C’est la guerre entre le ministre régional des Engagés François Desquesnes et le conseiller communal Ecolo d’Ecaussinnes Arnaud Guérard. En cause, le renouvellement du permis de TotalEnergies Petrochemicals.
C’est un euphémisme de dire que le ministre régional n’a pas apprécié la sortie du conseiller communal. Sur sa page Facebook, Arnaud Guérard accuse le ministre d’avoir en toute discrétion délivré un permis light à la multinationale et d’avoir supprimé lors du recours des éléments essentiels.
On parle notamment d'une étude d'impact sur les pollutions polymères attestées autour du site de Total Petrochemicalse, également d'une obligation de dépolluer le site et d'une obligation de limiter le permis pour une durée de cinq ans, de manière à s'assurer de la bonne réalisation de toutes ces obligations dans le chef de Total. Ce qui est extrêmement interpellant, c'est que le ministre Desquesnes a cédé aux exigences de Total finalement dispensé de conditions fixées par sa propre administration.
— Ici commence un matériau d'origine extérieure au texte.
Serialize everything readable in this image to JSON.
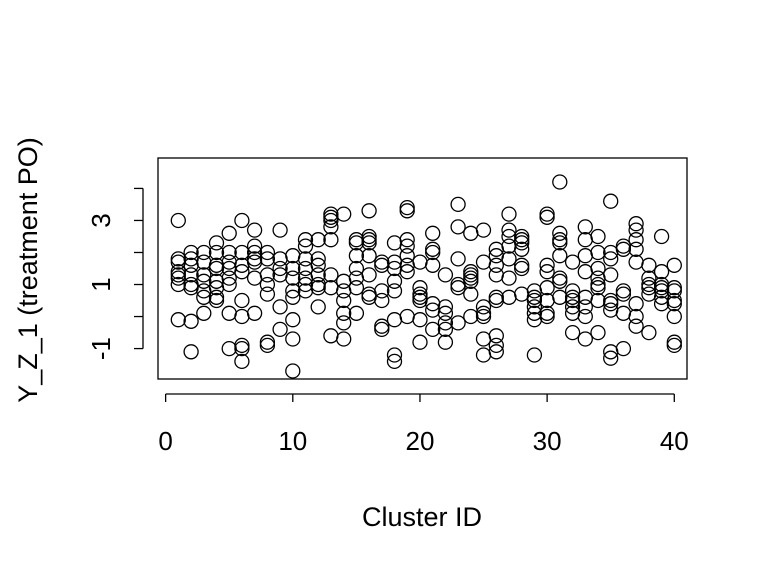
{
  "chart_data": {
    "type": "scatter",
    "title": "",
    "xlabel": "Cluster ID",
    "ylabel": "Y_Z_1 (treatment PO)",
    "xlim": [
      -0.6,
      41.0
    ],
    "ylim": [
      -1.95,
      4.95
    ],
    "x_ticks": [
      0,
      10,
      20,
      30,
      40
    ],
    "x_tick_labels": [
      "0",
      "10",
      "20",
      "30",
      "40"
    ],
    "y_ticks": [
      -1,
      0,
      1,
      2,
      3,
      4
    ],
    "y_tick_labels": [
      "-1",
      "",
      "1",
      "",
      "3",
      ""
    ],
    "grid": false,
    "legend": "none",
    "point_style": "open-circle",
    "colors": {
      "points": "#000000",
      "axes": "#000000",
      "background": "#ffffff"
    },
    "points": [
      [
        1,
        3.0
      ],
      [
        1,
        1.8
      ],
      [
        1,
        1.7
      ],
      [
        1,
        1.4
      ],
      [
        1,
        1.3
      ],
      [
        1,
        1.2
      ],
      [
        1,
        1.0
      ],
      [
        1,
        -0.1
      ],
      [
        2,
        2.0
      ],
      [
        2,
        1.8
      ],
      [
        2,
        1.6
      ],
      [
        2,
        1.3
      ],
      [
        2,
        1.0
      ],
      [
        2,
        0.9
      ],
      [
        2,
        -0.15
      ],
      [
        2,
        -1.1
      ],
      [
        3,
        2.0
      ],
      [
        3,
        1.7
      ],
      [
        3,
        1.3
      ],
      [
        3,
        1.1
      ],
      [
        3,
        0.8
      ],
      [
        3,
        0.6
      ],
      [
        3,
        0.1
      ],
      [
        4,
        2.3
      ],
      [
        4,
        2.0
      ],
      [
        4,
        1.6
      ],
      [
        4,
        1.5
      ],
      [
        4,
        1.1
      ],
      [
        4,
        0.9
      ],
      [
        4,
        0.6
      ],
      [
        4,
        0.5
      ],
      [
        5,
        2.6
      ],
      [
        5,
        2.0
      ],
      [
        5,
        1.7
      ],
      [
        5,
        1.5
      ],
      [
        5,
        1.2
      ],
      [
        5,
        1.0
      ],
      [
        5,
        0.1
      ],
      [
        5,
        -1.0
      ],
      [
        6,
        3.0
      ],
      [
        6,
        2.0
      ],
      [
        6,
        1.6
      ],
      [
        6,
        1.4
      ],
      [
        6,
        0.5
      ],
      [
        6,
        0.0
      ],
      [
        6,
        -0.9
      ],
      [
        6,
        -1.0
      ],
      [
        6,
        -1.4
      ],
      [
        7,
        2.7
      ],
      [
        7,
        2.2
      ],
      [
        7,
        2.0
      ],
      [
        7,
        1.8
      ],
      [
        7,
        1.7
      ],
      [
        7,
        1.2
      ],
      [
        7,
        0.1
      ],
      [
        8,
        2.0
      ],
      [
        8,
        1.8
      ],
      [
        8,
        1.3
      ],
      [
        8,
        1.0
      ],
      [
        8,
        0.7
      ],
      [
        8,
        -0.8
      ],
      [
        8,
        -0.9
      ],
      [
        9,
        2.7
      ],
      [
        9,
        1.8
      ],
      [
        9,
        1.5
      ],
      [
        9,
        1.3
      ],
      [
        9,
        0.3
      ],
      [
        9,
        -0.4
      ],
      [
        10,
        1.9
      ],
      [
        10,
        1.5
      ],
      [
        10,
        1.2
      ],
      [
        10,
        0.8
      ],
      [
        10,
        0.6
      ],
      [
        10,
        -0.1
      ],
      [
        10,
        -0.7
      ],
      [
        10,
        -1.7
      ],
      [
        11,
        2.4
      ],
      [
        11,
        2.2
      ],
      [
        11,
        1.8
      ],
      [
        11,
        1.5
      ],
      [
        11,
        1.2
      ],
      [
        11,
        1.0
      ],
      [
        11,
        0.8
      ],
      [
        12,
        2.4
      ],
      [
        12,
        1.8
      ],
      [
        12,
        1.6
      ],
      [
        12,
        1.3
      ],
      [
        12,
        1.0
      ],
      [
        12,
        0.9
      ],
      [
        12,
        0.3
      ],
      [
        13,
        3.2
      ],
      [
        13,
        3.1
      ],
      [
        13,
        3.0
      ],
      [
        13,
        2.8
      ],
      [
        13,
        2.4
      ],
      [
        13,
        1.3
      ],
      [
        13,
        0.9
      ],
      [
        13,
        -0.6
      ],
      [
        14,
        3.2
      ],
      [
        14,
        1.1
      ],
      [
        14,
        0.8
      ],
      [
        14,
        0.5
      ],
      [
        14,
        0.1
      ],
      [
        14,
        -0.2
      ],
      [
        14,
        -0.7
      ],
      [
        15,
        2.4
      ],
      [
        15,
        2.3
      ],
      [
        15,
        1.9
      ],
      [
        15,
        1.5
      ],
      [
        15,
        1.2
      ],
      [
        15,
        0.9
      ],
      [
        15,
        0.1
      ],
      [
        16,
        3.3
      ],
      [
        16,
        2.5
      ],
      [
        16,
        2.4
      ],
      [
        16,
        2.3
      ],
      [
        16,
        1.9
      ],
      [
        16,
        1.3
      ],
      [
        16,
        0.7
      ],
      [
        16,
        0.6
      ],
      [
        17,
        1.7
      ],
      [
        17,
        1.6
      ],
      [
        17,
        0.8
      ],
      [
        17,
        0.5
      ],
      [
        17,
        -0.3
      ],
      [
        17,
        -0.4
      ],
      [
        18,
        2.3
      ],
      [
        18,
        1.7
      ],
      [
        18,
        1.5
      ],
      [
        18,
        1.1
      ],
      [
        18,
        0.8
      ],
      [
        18,
        -0.1
      ],
      [
        18,
        -1.2
      ],
      [
        18,
        -1.4
      ],
      [
        19,
        3.4
      ],
      [
        19,
        3.3
      ],
      [
        19,
        2.4
      ],
      [
        19,
        2.2
      ],
      [
        19,
        1.9
      ],
      [
        19,
        1.6
      ],
      [
        19,
        1.4
      ],
      [
        19,
        0.0
      ],
      [
        20,
        1.7
      ],
      [
        20,
        0.9
      ],
      [
        20,
        0.7
      ],
      [
        20,
        0.6
      ],
      [
        20,
        0.5
      ],
      [
        20,
        -0.1
      ],
      [
        20,
        -0.8
      ],
      [
        21,
        2.6
      ],
      [
        21,
        2.1
      ],
      [
        21,
        2.0
      ],
      [
        21,
        1.6
      ],
      [
        21,
        0.4
      ],
      [
        21,
        0.2
      ],
      [
        21,
        -0.4
      ],
      [
        22,
        1.3
      ],
      [
        22,
        0.3
      ],
      [
        22,
        0.1
      ],
      [
        22,
        -0.2
      ],
      [
        22,
        -0.4
      ],
      [
        22,
        -0.8
      ],
      [
        23,
        3.5
      ],
      [
        23,
        2.8
      ],
      [
        23,
        1.8
      ],
      [
        23,
        1.0
      ],
      [
        23,
        0.9
      ],
      [
        23,
        -0.2
      ],
      [
        24,
        2.6
      ],
      [
        24,
        1.4
      ],
      [
        24,
        1.3
      ],
      [
        24,
        1.2
      ],
      [
        24,
        1.1
      ],
      [
        24,
        0.7
      ],
      [
        24,
        0.0
      ],
      [
        25,
        2.7
      ],
      [
        25,
        1.7
      ],
      [
        25,
        0.3
      ],
      [
        25,
        0.1
      ],
      [
        25,
        0.0
      ],
      [
        25,
        -0.7
      ],
      [
        25,
        -1.2
      ],
      [
        26,
        2.1
      ],
      [
        26,
        1.9
      ],
      [
        26,
        1.6
      ],
      [
        26,
        1.3
      ],
      [
        26,
        0.6
      ],
      [
        26,
        0.5
      ],
      [
        26,
        -0.6
      ],
      [
        26,
        -0.9
      ],
      [
        26,
        -1.1
      ],
      [
        27,
        3.2
      ],
      [
        27,
        2.7
      ],
      [
        27,
        2.5
      ],
      [
        27,
        2.2
      ],
      [
        27,
        1.8
      ],
      [
        27,
        1.2
      ],
      [
        27,
        0.6
      ],
      [
        28,
        2.5
      ],
      [
        28,
        2.4
      ],
      [
        28,
        2.3
      ],
      [
        28,
        2.1
      ],
      [
        28,
        1.6
      ],
      [
        28,
        1.5
      ],
      [
        28,
        0.7
      ],
      [
        29,
        0.8
      ],
      [
        29,
        0.6
      ],
      [
        29,
        0.5
      ],
      [
        29,
        0.3
      ],
      [
        29,
        0.1
      ],
      [
        29,
        -0.1
      ],
      [
        29,
        -1.2
      ],
      [
        30,
        3.2
      ],
      [
        30,
        3.1
      ],
      [
        30,
        1.6
      ],
      [
        30,
        1.4
      ],
      [
        30,
        0.9
      ],
      [
        30,
        0.5
      ],
      [
        30,
        0.1
      ],
      [
        30,
        0.0
      ],
      [
        31,
        4.2
      ],
      [
        31,
        2.6
      ],
      [
        31,
        2.4
      ],
      [
        31,
        2.3
      ],
      [
        31,
        1.9
      ],
      [
        31,
        1.2
      ],
      [
        31,
        1.1
      ],
      [
        31,
        0.6
      ],
      [
        32,
        1.7
      ],
      [
        32,
        0.8
      ],
      [
        32,
        0.6
      ],
      [
        32,
        0.5
      ],
      [
        32,
        0.3
      ],
      [
        32,
        0.1
      ],
      [
        32,
        -0.5
      ],
      [
        33,
        2.8
      ],
      [
        33,
        2.4
      ],
      [
        33,
        1.9
      ],
      [
        33,
        1.4
      ],
      [
        33,
        0.6
      ],
      [
        33,
        0.3
      ],
      [
        33,
        0.0
      ],
      [
        33,
        -0.7
      ],
      [
        34,
        2.5
      ],
      [
        34,
        2.0
      ],
      [
        34,
        1.5
      ],
      [
        34,
        1.2
      ],
      [
        34,
        1.0
      ],
      [
        34,
        0.9
      ],
      [
        34,
        0.5
      ],
      [
        34,
        -0.5
      ],
      [
        35,
        3.6
      ],
      [
        35,
        2.0
      ],
      [
        35,
        1.8
      ],
      [
        35,
        1.3
      ],
      [
        35,
        0.5
      ],
      [
        35,
        0.4
      ],
      [
        35,
        0.2
      ],
      [
        35,
        -1.1
      ],
      [
        35,
        -1.3
      ],
      [
        36,
        2.2
      ],
      [
        36,
        2.1
      ],
      [
        36,
        0.8
      ],
      [
        36,
        0.7
      ],
      [
        36,
        0.1
      ],
      [
        36,
        -1.0
      ],
      [
        37,
        2.9
      ],
      [
        37,
        2.7
      ],
      [
        37,
        2.4
      ],
      [
        37,
        2.1
      ],
      [
        37,
        1.7
      ],
      [
        37,
        0.4
      ],
      [
        37,
        0.0
      ],
      [
        37,
        -0.3
      ],
      [
        38,
        1.6
      ],
      [
        38,
        1.2
      ],
      [
        38,
        1.0
      ],
      [
        38,
        0.9
      ],
      [
        38,
        0.7
      ],
      [
        38,
        -0.5
      ],
      [
        39,
        2.5
      ],
      [
        39,
        1.4
      ],
      [
        39,
        1.0
      ],
      [
        39,
        0.9
      ],
      [
        39,
        0.8
      ],
      [
        39,
        0.6
      ],
      [
        39,
        0.4
      ],
      [
        40,
        1.6
      ],
      [
        40,
        0.9
      ],
      [
        40,
        0.8
      ],
      [
        40,
        0.5
      ],
      [
        40,
        0.4
      ],
      [
        40,
        0.0
      ],
      [
        40,
        -0.8
      ],
      [
        40,
        -0.9
      ]
    ]
  }
}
Le post de l’élu écaussinnois a entrainé une volée de commentaires injurieux à l’égard du ministre Desquesnes qui se demande comment on peut jouer de la sorte avec la vérité.
Quand j'entends ça, quand je lis ce que certains osent écrire facilement derrière leur écran sur Internet, c'est l'incompréhension totale parce que ce n'est pas du tout l'attitude à la fois des fonctionnaires de la Région wallonne à Charleroi qui ont traité le dossier et de Namur, en recours, ou de moi-même. C'est un dossier qui est traité avec le plus grand sérieux au niveau de la Région wallonne. Et quand on écrit derrière son ordinateur des résumés et des fausses informations, c'est un vrai scandale.
Le ministre a longuement répondu point par point à son détracteur. Il estime in fine que plutôt que céder à Total, il a renforcé les garanties environnementales.
En ce qui concerne les Pfas, le ministre rétorque qu’au moins des normes sont à présent fixées.
Autre grief formulé par Arnaud Guérard, François Desquesnes a refusé la proposition de création d’un comité d’accompagnement comprenant des citoyens. « Il balaye la transparence » condamne l’Ecolo, tandis que le ministre répond qu’une commission Environnement-Sécurité existe déjà.
Les réponses ministérielles n’ont pas satisfait l’élu local qui envisage un recours au Conseil d’Etat.